When Alex talks of climbing the pyramids, it’s clear the soldiers were just boys. “I climbed up the one that was smooth up the top,” he recalls. He went into the Colosseum in Rome, and down the canals of Venice. His division joined a swimming relay competition with other soldiers while based in Egypt. “We represented New Zealand in the final in the Gezira sporting complex in the middle of the Nile. We won.”
Alex was engaged to Elma in 1942 while on his final leave. “The next day I left her and I didn’t see her for three and a half years.” The two kept in touch over a series of letters, Alex writing when he could, Elma sending often and as much as she could. “They were books,” chuckles Alex.
Alex talks of the day he heard the war ended. “It was at night time. It was dark and we heard it over the radio that the war had finished.” His platoon drove into Venice the following day. “We got in the gondolas. They took us up the Grand Canal, under the Rialto bridge and into St Mark’s Square. The gerrys didn’t know the war was over. We didn’t have our rifles with us, we’d left them back with our trucks. They were firing, and we were running for our lives, but we got out.”
Alex arrived home on January 3rd. “We must have been about ten miles out, we could see the land. But boy, we could smell it. Home. ”
“On the railway platforms, there were great tables of scones. With butter on them. With cream, and jam on them. Oh, I was sick the next day.”

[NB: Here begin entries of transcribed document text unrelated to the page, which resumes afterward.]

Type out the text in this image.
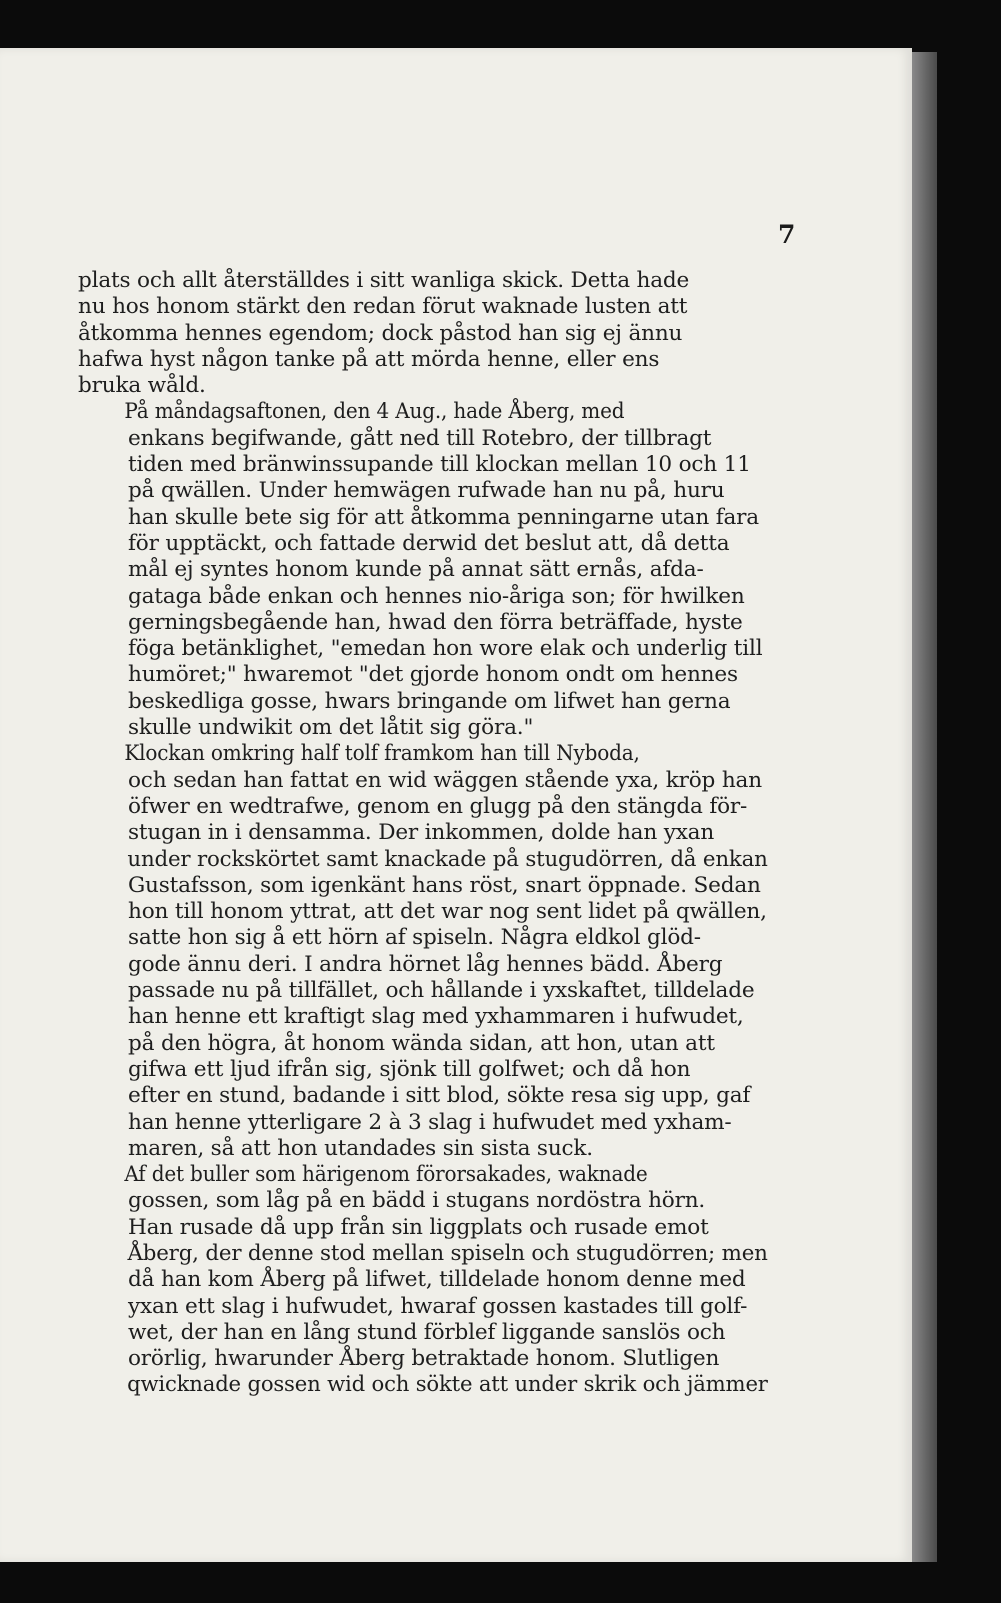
7

plats och allt återställdes i sitt wanliga skick. Detta hade
nu hos honom stärkt den redan förut waknade lusten att
åtkomma hennes egendom; dock påstod han sig ej ännu
hafwa hyst någon tanke på att mörda henne, eller ens
bruka wåld.

På måndagsaftonen, den 4 Aug., hade Åberg, med
enkans begifwande, gått ned till Rotebro, der tillbragt
tiden med bränwinssupande till klockan mellan 10 och 11
på qwällen. Under hemwägen rufwade han nu på, huru
han skulle bete sig för att åtkomma penningarne utan fara
för upptäckt, och fattade derwid det beslut att, då detta
mål ej syntes honom kunde på annat sätt ernås, afda-
gataga både enkan och hennes nio-åriga son; för hwilken
gerningsbegående han, hwad den förra beträffade, hyste
föga betänklighet, "emedan hon wore elak och underlig till
humöret;" hwaremot "det gjorde honom ondt om hennes
beskedliga gosse, hwars bringande om lifwet han gerna
skulle undwikit om det låtit sig göra."

Klockan omkring half tolf framkom han till Nyboda,
och sedan han fattat en wid wäggen stående yxa, kröp han
öfwer en wedtrafwe, genom en glugg på den stängda för-
stugan in i densamma. Der inkommen, dolde han yxan
under rockskörtet samt knackade på stugudörren, då enkan
Gustafsson, som igenkänt hans röst, snart öppnade. Sedan
hon till honom yttrat, att det war nog sent lidet på qwällen,
satte hon sig å ett hörn af spiseln. Några eldkol glöd-
gode ännu deri. I andra hörnet låg hennes bädd. Åberg
passade nu på tillfället, och hållande i yxskaftet, tilldelade
han henne ett kraftigt slag med yxhammaren i hufwudet,
på den högra, åt honom wända sidan, att hon, utan att
gifwa ett ljud ifrån sig, sjönk till golfwet; och då hon
efter en stund, badande i sitt blod, sökte resa sig upp, gaf
han henne ytterligare 2 à 3 slag i hufwudet med yxham-
maren, så att hon utandades sin sista suck.

Af det buller som härigenom förorsakades, waknade
gossen, som låg på en bädd i stugans nordöstra hörn.
Han rusade då upp från sin liggplats och rusade emot
Åberg, der denne stod mellan spiseln och stugudörren; men
då han kom Åberg på lifwet, tilldelade honom denne med
yxan ett slag i hufwudet, hwaraf gossen kastades till golf-
wet, der han en lång stund förblef liggande sanslös och
orörlig, hwarunder Åberg betraktade honom. Slutligen
qwicknade gossen wid och sökte att under skrik och jämmer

Anzac Day pays tribute to the Kiwi and Australian soldiers who fought in the great wars and honours the fallen. It’s a day of remembrance. “Elma and I always went to the dawn service in Invercargill,” Alex says, but when the couple moved to Queenstown thirty years ago there was no official service. “I assume there is one now, but no. I’ll go to golf.” Alex McBurney, a resident now of Frankton Court, is 98 years young, and plays golf four times a week. “If you asked any returned service man, they’d say yes, have a day of remembrance. But whatever you want to do, go and do it.”